REPUBLIKA.CO.ID, JAKARTA -- Pasal penghinaan terhadap presiden dalam RUU KUHP berpotensi mengganggu kebebasan berekspresi warga negara. Pasal ini bisa menjadi jalan bagi pemerintah mengkriminalisasi individu maupun kelompok yang bersikap kritis kepada pemerintah.
"Ini pasal kriminalisasi," kata Koordinator Komisi Untuk Orang Hilang dan Korban Kekerasan (Kontras) Haris Azhar ketika dihubungi Republika di Jakarta, Kamis (4/4).

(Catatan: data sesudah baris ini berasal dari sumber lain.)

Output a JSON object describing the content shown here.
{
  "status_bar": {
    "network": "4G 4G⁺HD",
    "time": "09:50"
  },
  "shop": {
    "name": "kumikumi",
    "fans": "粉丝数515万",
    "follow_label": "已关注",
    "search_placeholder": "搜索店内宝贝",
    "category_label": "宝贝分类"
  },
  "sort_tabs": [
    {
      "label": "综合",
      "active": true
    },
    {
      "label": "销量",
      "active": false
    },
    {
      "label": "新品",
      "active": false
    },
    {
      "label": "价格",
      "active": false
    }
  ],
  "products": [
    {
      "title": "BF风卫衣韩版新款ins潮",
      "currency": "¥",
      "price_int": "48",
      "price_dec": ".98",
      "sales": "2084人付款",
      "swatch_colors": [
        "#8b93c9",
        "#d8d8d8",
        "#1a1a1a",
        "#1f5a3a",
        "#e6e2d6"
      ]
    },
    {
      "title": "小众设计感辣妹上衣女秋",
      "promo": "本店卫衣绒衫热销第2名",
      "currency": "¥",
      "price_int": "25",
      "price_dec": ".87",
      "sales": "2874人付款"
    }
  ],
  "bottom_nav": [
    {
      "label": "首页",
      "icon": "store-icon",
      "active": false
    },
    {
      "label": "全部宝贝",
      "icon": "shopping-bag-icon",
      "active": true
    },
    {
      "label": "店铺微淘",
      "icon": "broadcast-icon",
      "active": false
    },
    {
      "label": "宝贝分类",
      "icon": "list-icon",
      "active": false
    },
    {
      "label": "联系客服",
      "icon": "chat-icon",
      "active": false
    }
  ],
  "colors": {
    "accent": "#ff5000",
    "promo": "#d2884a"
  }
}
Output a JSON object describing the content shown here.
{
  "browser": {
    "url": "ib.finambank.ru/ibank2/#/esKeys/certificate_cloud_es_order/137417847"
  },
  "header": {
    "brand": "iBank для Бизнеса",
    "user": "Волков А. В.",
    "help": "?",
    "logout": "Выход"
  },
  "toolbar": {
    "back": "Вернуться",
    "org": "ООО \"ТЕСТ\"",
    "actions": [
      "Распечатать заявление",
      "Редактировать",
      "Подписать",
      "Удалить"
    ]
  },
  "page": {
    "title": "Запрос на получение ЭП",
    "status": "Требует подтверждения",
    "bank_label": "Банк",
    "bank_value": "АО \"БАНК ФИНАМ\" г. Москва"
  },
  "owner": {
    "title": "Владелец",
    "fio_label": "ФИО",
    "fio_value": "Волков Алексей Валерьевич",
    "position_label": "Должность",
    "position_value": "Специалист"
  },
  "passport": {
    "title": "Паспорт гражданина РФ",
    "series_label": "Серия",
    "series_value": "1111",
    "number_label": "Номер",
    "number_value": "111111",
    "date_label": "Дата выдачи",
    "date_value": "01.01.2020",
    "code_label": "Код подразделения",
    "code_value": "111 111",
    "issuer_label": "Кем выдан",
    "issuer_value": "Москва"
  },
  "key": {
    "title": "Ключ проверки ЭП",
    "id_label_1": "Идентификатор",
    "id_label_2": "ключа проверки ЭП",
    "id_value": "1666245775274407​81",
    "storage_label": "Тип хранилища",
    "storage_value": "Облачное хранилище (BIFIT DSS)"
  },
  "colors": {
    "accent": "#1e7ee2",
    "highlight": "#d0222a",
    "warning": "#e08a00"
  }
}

Haris menyatakan pasal penghinaan presiden pernah dibatalkan Mahkamah Konstitusi (MK). Alasannya pasal penghinaan berpotensi membelenggu kebebasan berekspresi dalam rangka mengontrol pemerintah. Masuknya kembali pasal penginaan dalam RUU KUHP merupakan bentuk kemunduran berdemokrasi.
Selain itu, menurut Haris, pasal penghinaan dalam draf RUU KHUP yang diajukan pemerintah juga merupakan bentuk pelecehan terhadap MK. Pemerintah seolah-olah tidak menganggap keputusan MK sebagai keputusan hukum.
Padahal, kata Haris, para hakim MK hakikatnya merupakan hakim negara yang dipilih secara selektif oleh lembaga negara (DPR). "Pemerintah menisbihkan MK," sebut Haris.